These attacks on books increasingly come with direct attacks on librarians.
In Annandale, New Jersey, a parent calling for the removal of two books from a high school library attacked librarian Martha Hickson by name, saying that allowing a 16-year-old to check out the books “amounts to an effort to groom our kids to make them more willing to participate in the heinous acts described in these books. It grooms them to accept the inappropriate advances of an adult.”
The two books, Jonathan Evison’s Lawn Boy and Maia Kobabe’s Gender Queer, were both widely and well-reviewed and both received Alex Awards from the ALA. But to a parent upset that her teenager has access to LGBTQ content—and boy is Gina DeLusant worried about that, to a degree that makes you go “Hmmm”—no matter how glowing the reviews have been, they can be nothing but manuals for perversion.
Imagine a kid—maybe not DeLusant’s specific kid, but another 16-year-old—who checked out those books looking to see themselves reflected on the page, only to have parents demanding that the books be taken off of library shelves and attacking the librarians who made them available. That could be crushing.
It’s also crushing for the librarians being attacked by name in public meetings. Or by politicians. Or even having the police called on them to investigate the presence of books in the library.
Tim Anderson, a Virginia state representative, filed a Freedom of Information Act request to learn the names of librarians at a library where some parents had complained about books. “The question is, how are pervasively vulgar books getting into the schools?” he said. “Is it the librarians that are doing this?”
It is, in fact, a librarian’s job to read book reviews (usually in trade journals like the School Library Journal or the Library Journal) and award lists and procure books. It’s not like they’re out there combing through porn shops for books—just about every time I’ve seen the name of a book that was being challenged and looked up information about it, its pedigree has included multiple starred or otherwise positive reviews in trade journals. It’s really easy to see how librarians are choosing books if you take 10 minutes to read about the books involved.
But the people calling for books to be banned do not care about the quality of those books, or what kids might learn from them, or how kids might find solace and support in them. They want books that reflect LGBTQ experiences and Black experiences gone. They want books that oppose racism gone.

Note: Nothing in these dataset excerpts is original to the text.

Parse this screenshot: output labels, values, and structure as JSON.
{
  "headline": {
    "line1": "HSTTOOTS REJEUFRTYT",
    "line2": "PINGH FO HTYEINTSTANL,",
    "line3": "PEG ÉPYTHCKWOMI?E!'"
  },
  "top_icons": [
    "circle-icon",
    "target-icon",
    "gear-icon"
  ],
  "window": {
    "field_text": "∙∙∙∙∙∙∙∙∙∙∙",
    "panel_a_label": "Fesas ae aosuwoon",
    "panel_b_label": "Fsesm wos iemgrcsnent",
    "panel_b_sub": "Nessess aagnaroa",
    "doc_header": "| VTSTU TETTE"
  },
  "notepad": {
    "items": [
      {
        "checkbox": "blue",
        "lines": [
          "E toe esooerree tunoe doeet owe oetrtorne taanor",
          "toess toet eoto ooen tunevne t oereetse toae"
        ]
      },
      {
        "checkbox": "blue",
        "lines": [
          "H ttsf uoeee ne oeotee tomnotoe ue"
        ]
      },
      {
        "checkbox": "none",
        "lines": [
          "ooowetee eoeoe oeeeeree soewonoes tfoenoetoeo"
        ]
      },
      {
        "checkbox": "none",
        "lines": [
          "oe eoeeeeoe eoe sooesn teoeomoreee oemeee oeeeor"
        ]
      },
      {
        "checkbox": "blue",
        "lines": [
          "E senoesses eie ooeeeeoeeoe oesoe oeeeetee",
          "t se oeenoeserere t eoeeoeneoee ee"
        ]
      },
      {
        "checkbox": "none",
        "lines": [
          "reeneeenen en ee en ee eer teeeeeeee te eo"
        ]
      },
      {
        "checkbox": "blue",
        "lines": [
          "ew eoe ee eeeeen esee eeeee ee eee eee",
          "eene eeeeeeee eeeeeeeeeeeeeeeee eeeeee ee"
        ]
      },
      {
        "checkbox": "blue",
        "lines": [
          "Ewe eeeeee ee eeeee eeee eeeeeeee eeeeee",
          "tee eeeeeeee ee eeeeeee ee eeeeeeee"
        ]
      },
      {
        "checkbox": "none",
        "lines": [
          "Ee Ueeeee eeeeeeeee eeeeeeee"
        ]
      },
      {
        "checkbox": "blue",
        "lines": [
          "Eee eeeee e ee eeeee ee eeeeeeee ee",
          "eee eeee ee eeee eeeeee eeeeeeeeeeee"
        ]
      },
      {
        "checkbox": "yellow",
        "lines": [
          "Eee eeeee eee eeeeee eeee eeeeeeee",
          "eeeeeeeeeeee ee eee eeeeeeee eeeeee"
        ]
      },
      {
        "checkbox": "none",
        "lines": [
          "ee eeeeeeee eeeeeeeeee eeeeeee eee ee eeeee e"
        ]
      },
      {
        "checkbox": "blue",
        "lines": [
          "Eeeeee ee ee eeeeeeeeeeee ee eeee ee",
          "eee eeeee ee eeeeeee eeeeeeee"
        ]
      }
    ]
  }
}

In Llano County, Texas, a librarian was fired for refusing to remove Ibram X. Kendi’s How to Be an Antiracist and Ta-Nehisi Coates’ Between the World and Me from library shelves. The latter is a National Book Award winner that was shortlisted for the Pulitzer Prize.
The New York Times talked to multiple librarians who quit their jobs after 18 or 19 years because of the attacks not just on books but on themselves.
“It was so horrific to see that my words were being used as a rallying cry for the book censors, and to see that my conversation had been misrepresented,” said Debbie Chavez, a Texas librarian who resigned after a parent recorded her without her knowledge and posted excerpts of their conversation about Lawn Boy on Facebook. “And I was supposed to still get dressed and go to school and do my job.”
“There were comments about library staff, calling us groomers and pedophiles and saying we needed to be fired, we need to be jailed, we needed to be locked up, that all the books needed to be burned,” an Arkansas librarian said of her decision to quit. “It got to a certain point where I thought, do I want to live here? Is this something I can subject myself to?”
Then there’s the trend of Proud Boys physically intimidating staff and attendees at library events. It’s happened in Indiana. And North Carolina. And California.
It’s not enough for the censors to attack books. They’re going after the professional ethics and expertise of librarians. They’re turning disagreements over content into a vicious personal battle against public servants for doing their jobs. But that makes sense, because the disagreements over content come from the bigoted desire to ensure that kids only see one way of existing reflected as appropriate and acceptable. Once you’re committed to isolating and stigmatizing huge numbers of kids, why wouldn’t you do the same to librarians? You’ve already decided that anyone who gets in your way, even by merely existing, is disposable.